Tema makan siang hari ini adalah menu sehat. Nila yang memesannya melalui aplikasi online. Walaupun memang setiap hari yang disajikan untuk Fatan itu menu sehat, tapi kehadiran Nila menjadi lebih spesial bagi Fatan. Karena biasanya Fatan lebih sering makan sendiri di ruangan, kalau sedang tidak ada meeting di luar kantor dengan klien pas jam makan siang.
Nila menghampiri sang suami. Ia berdiri tepat di samping suaminya.

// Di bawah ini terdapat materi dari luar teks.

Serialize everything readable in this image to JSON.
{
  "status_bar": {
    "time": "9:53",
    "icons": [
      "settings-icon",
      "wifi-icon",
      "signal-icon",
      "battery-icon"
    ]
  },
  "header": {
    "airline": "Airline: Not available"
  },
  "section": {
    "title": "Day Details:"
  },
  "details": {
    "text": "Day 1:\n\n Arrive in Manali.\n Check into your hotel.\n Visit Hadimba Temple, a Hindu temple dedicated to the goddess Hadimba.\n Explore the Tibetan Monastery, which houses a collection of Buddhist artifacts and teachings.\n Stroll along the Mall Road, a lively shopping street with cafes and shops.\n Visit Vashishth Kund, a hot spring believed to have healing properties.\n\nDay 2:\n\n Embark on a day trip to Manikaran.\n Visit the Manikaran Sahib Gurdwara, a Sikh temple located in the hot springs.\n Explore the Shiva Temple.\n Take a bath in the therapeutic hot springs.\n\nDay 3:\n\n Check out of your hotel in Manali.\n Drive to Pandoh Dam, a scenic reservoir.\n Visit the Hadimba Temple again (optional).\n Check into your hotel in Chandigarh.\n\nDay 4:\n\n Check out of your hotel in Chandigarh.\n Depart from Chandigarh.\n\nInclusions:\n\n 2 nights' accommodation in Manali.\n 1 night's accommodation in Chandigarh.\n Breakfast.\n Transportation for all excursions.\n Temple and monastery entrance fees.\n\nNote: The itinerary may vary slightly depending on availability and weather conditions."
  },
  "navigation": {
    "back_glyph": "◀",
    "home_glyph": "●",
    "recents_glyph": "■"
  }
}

"Mas, udah jam istirahat. Makan siang dulu yuk!" ajak Nila lalu berpindah posisi menjadi duduk di pangkuan Fatan. Tangannya pun tidak tinggal diam, ia sengaja mengalungkan manja ke leher Fatan dengan tatapan menggoda.

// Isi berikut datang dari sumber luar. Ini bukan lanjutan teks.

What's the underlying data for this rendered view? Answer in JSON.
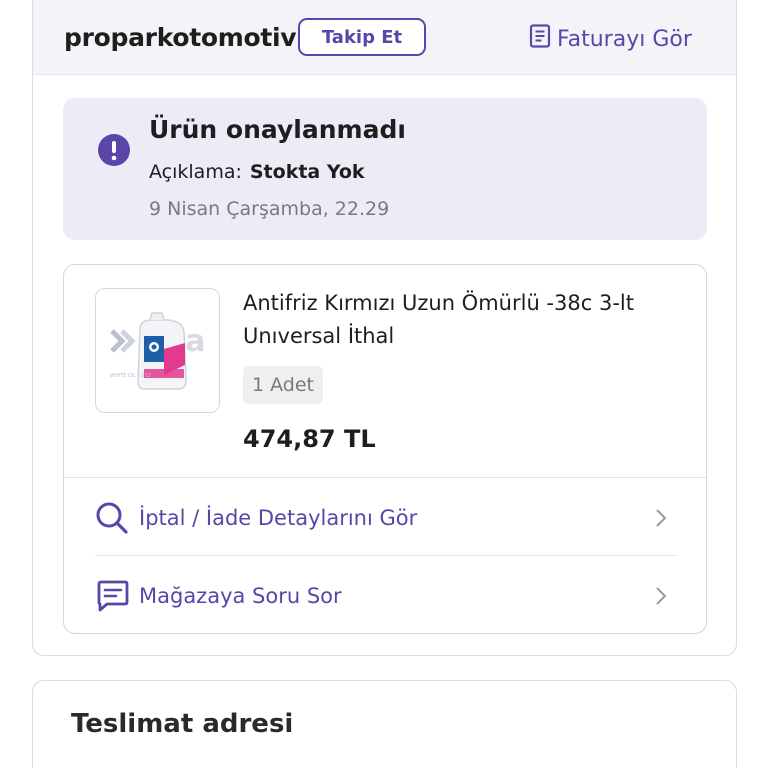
{
  "order": {
    "seller_name": "proparkotomotiv",
    "follow_label": "Takip Et",
    "invoice_label": "Faturayı Gör",
    "status": {
      "title": "Ürün onaylanmadı",
      "description_label": "Açıklama:",
      "description_value": "Stokta Yok",
      "date": "9 Nisan Çarşamba, 22.29"
    },
    "product": {
      "title": "Antifriz Kırmızı Uzun Ömürlü -38c 3-lt Unıversal İthal",
      "quantity": "1 Adet",
      "price": "474,87 TL",
      "image_brand_text": "kama"
    },
    "actions": {
      "return_details": "İptal / İade Detaylarını Gör",
      "ask_store": "Mağazaya Soru Sor"
    }
  },
  "delivery": {
    "title": "Teslimat adresi"
  },
  "colors": {
    "accent": "#5a46a8",
    "status_bg": "#ecebf6",
    "header_bg": "#f3f4f8",
    "muted_text": "#7a7a7a"
  },
  "icons": {
    "invoice": "document-icon",
    "status": "exclamation-circle-icon",
    "return": "search-icon",
    "ask": "chat-icon",
    "chevron": "chevron-right-icon"
  }
}
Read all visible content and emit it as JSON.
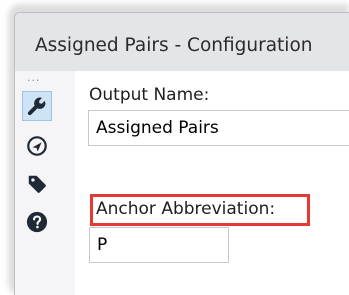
{
  "panel": {
    "title": "Assigned Pairs - Configuration"
  },
  "sidebar": {
    "drag_handle": "···",
    "tools": [
      {
        "icon": "wrench-icon",
        "selected": true
      },
      {
        "icon": "navigation-arrow-icon",
        "selected": false
      },
      {
        "icon": "tag-icon",
        "selected": false
      },
      {
        "icon": "help-icon",
        "selected": false
      }
    ]
  },
  "form": {
    "output_name_label": "Output Name:",
    "output_name_value": "Assigned Pairs",
    "anchor_abbreviation_label": "Anchor Abbreviation:",
    "anchor_abbreviation_value": "P"
  },
  "colors": {
    "title_bar": "#e3e5e8",
    "sidebar": "#f5f5f7",
    "selected_tool_fill": "#cfe3f6",
    "highlight_outline": "#e53935",
    "icon": "#1f2a36"
  }
}
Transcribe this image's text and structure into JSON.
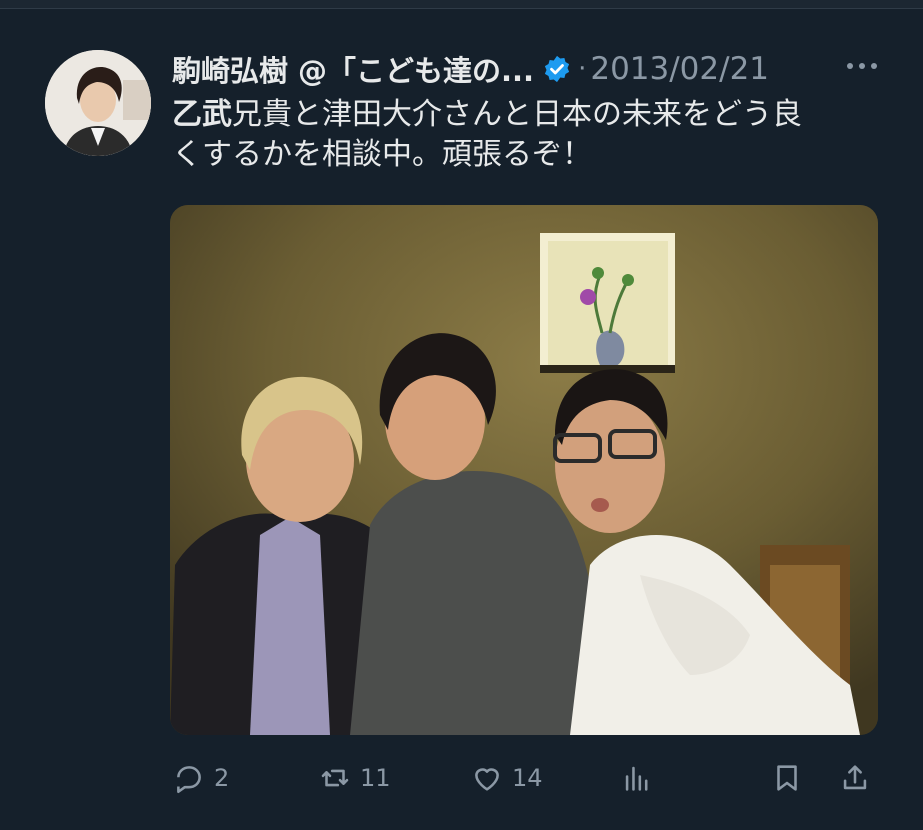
{
  "tweet": {
    "display_name": "駒崎弘樹",
    "handle": "@「こども達の...",
    "separator": "·",
    "date": "2013/02/21",
    "text_link": "乙武",
    "text_rest_line1": "兄貴と津田大介さんと日本の未来をどう良",
    "text_line2": "くするかを相談中。頑張るぞ！",
    "verified_color": "#1d9bf0"
  },
  "actions": {
    "reply_count": "2",
    "retweet_count": "11",
    "like_count": "14"
  },
  "icons": [
    "more-icon",
    "verified-badge-icon",
    "reply-icon",
    "retweet-icon",
    "like-icon",
    "views-icon",
    "bookmark-icon",
    "share-icon"
  ]
}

Sementara Fatan yang mendapatkan perlakuan itu, tersentak kaget. Bagaimana bisa seorang Nila yang dikenalnya kalem, mendadak menjadi perempuan 'nakal' di depannya? Apa Nila sudah tidak sungkan lagi bertingkah manja pada suaminya? Selama ini Fatan yang selalu 'mengajak' saat akan melakukan hubungan suami istri. Atau mungkin Nila takut akan tergoda dengan perempuan yang lebih 'nakal' pada sang suami?
Fatan berusaha bersikap tenang, lirikan matanya tertuju pada petunjuk waktu yang melingkar di pergelangan tangannya. Entah, hasrat seorang Fatan seperti melesat naik. Iapun menatap lekat kedua mata sang istri. "Kalau aku makan kamu gimana?" Ia membalas tatapan nakal yang tidak terduga.

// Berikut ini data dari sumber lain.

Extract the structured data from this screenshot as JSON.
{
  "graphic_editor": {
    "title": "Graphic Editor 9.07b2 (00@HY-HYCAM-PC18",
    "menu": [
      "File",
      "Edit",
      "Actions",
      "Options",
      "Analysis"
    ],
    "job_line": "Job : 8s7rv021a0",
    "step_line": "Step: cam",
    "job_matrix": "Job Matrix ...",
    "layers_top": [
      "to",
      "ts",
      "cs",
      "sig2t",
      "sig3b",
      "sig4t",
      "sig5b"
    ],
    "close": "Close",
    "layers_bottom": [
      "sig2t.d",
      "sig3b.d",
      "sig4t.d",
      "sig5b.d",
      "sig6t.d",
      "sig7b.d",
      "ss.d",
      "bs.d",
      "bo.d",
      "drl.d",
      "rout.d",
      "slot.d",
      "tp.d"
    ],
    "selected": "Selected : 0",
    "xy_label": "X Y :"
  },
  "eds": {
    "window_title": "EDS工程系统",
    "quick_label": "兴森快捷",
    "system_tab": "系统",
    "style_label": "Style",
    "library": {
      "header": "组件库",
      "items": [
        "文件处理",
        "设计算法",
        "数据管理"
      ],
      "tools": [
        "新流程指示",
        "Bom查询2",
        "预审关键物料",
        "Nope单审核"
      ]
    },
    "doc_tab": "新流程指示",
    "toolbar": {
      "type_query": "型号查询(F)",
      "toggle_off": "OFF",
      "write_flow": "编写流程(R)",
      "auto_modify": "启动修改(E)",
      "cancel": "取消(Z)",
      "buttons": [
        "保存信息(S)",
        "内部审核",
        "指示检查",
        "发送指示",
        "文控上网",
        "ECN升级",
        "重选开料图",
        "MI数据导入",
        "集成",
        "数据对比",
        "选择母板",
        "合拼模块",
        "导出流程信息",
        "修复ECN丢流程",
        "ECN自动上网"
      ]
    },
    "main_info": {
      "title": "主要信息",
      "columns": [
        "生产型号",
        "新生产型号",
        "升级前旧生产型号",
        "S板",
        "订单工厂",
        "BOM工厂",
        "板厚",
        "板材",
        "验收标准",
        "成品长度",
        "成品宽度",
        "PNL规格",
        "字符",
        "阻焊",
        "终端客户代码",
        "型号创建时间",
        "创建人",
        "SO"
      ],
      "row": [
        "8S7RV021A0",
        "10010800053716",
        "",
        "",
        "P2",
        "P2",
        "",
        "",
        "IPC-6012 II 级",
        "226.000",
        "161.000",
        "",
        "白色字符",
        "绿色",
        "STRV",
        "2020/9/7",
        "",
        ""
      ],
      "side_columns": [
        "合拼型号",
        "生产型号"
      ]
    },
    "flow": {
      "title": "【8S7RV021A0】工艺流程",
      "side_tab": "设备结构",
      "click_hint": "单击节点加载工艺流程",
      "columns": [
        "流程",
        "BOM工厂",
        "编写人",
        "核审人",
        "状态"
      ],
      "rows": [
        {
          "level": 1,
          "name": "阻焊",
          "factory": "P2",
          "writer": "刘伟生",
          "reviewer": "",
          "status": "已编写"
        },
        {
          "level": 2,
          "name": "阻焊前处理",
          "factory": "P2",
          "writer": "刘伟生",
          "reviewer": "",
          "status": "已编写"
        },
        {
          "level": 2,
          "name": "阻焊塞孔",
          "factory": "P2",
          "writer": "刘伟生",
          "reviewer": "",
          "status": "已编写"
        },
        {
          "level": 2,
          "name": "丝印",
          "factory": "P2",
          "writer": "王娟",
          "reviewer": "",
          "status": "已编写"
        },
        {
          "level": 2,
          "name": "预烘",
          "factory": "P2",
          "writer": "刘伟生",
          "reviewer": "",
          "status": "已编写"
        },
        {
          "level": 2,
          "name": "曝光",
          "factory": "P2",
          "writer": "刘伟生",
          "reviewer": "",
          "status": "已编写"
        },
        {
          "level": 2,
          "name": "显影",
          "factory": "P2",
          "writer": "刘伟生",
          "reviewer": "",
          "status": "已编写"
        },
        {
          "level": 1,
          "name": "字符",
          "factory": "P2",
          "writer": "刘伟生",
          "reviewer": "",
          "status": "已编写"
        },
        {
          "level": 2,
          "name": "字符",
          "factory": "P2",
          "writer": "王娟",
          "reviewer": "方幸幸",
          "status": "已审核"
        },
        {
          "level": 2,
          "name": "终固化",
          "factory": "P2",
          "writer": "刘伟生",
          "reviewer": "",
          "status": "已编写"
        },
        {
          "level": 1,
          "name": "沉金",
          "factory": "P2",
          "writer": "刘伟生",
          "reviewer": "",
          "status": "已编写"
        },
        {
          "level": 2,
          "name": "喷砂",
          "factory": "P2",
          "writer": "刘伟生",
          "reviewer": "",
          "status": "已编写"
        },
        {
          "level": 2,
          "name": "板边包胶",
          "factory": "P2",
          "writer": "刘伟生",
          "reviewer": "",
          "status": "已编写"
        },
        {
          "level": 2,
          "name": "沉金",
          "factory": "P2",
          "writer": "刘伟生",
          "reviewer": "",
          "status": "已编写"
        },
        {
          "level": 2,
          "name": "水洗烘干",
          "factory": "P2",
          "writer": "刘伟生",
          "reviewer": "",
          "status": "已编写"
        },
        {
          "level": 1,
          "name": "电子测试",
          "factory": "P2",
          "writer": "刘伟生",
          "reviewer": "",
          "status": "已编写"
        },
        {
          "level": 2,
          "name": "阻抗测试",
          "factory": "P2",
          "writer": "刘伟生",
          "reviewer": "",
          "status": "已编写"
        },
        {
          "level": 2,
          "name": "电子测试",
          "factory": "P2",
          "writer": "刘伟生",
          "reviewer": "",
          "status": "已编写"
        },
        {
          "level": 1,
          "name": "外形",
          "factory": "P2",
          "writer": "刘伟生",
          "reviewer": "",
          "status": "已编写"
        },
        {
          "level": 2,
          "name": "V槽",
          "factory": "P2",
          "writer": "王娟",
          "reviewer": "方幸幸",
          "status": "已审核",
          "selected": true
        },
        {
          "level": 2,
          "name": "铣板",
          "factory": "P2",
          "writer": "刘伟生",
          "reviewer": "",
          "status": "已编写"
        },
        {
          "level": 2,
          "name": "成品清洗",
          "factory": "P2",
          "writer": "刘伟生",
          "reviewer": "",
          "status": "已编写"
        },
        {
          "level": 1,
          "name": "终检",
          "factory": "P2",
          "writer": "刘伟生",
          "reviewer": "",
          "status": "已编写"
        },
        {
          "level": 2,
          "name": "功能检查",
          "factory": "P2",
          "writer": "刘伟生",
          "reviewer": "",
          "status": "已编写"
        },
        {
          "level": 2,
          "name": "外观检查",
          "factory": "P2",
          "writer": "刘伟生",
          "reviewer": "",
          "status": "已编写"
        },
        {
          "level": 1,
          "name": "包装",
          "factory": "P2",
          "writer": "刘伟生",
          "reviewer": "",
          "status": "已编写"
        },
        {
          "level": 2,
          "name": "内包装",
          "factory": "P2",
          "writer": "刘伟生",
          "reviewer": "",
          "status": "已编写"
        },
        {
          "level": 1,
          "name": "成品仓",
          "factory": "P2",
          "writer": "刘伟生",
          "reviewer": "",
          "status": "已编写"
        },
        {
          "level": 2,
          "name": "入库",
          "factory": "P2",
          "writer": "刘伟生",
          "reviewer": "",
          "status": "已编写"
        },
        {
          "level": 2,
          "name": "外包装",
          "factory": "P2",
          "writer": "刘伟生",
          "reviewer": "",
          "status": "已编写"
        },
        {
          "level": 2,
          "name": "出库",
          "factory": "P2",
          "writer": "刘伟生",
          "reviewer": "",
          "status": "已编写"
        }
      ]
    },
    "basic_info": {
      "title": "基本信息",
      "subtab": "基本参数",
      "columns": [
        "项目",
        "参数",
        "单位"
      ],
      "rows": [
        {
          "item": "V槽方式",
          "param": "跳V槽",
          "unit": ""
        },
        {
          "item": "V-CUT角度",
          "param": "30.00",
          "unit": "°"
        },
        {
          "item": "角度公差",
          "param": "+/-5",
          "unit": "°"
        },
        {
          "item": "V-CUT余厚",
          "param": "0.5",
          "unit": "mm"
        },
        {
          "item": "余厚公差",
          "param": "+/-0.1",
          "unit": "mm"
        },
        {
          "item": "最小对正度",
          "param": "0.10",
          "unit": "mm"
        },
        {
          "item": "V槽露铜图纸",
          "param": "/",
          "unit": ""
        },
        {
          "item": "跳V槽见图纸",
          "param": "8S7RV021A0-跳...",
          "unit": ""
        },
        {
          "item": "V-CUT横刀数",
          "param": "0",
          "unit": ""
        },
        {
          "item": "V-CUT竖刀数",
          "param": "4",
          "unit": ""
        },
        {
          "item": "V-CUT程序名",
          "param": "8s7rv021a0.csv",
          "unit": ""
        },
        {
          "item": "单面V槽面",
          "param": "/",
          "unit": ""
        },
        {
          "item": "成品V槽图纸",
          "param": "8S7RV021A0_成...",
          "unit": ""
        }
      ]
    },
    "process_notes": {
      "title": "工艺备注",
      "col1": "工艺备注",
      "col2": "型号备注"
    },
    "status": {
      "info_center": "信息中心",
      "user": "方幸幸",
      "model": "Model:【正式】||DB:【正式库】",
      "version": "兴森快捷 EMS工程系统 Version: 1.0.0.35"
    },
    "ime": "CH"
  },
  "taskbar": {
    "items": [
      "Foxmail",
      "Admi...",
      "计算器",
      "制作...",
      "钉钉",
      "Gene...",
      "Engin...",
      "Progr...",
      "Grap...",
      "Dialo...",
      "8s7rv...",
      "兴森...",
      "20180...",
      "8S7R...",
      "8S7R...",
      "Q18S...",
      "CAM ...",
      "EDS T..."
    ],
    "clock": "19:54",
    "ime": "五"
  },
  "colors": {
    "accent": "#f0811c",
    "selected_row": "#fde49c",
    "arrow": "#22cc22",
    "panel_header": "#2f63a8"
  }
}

"Mas ...." Nila membulatkan matanya, sedangkan kedua tangan Fatan melingkar di pinggangnya sengaja di eratkan sampai hampir tidak ada jarak diantara mereka.
"Siapa suruh duduk posisi begini? Kalau aku udah gak tahan gimana?" cecar Fatan sambil menaikkan kedua alis matanya, dan tiba-tiba menjepit hidung Nila dengan jari tangannya.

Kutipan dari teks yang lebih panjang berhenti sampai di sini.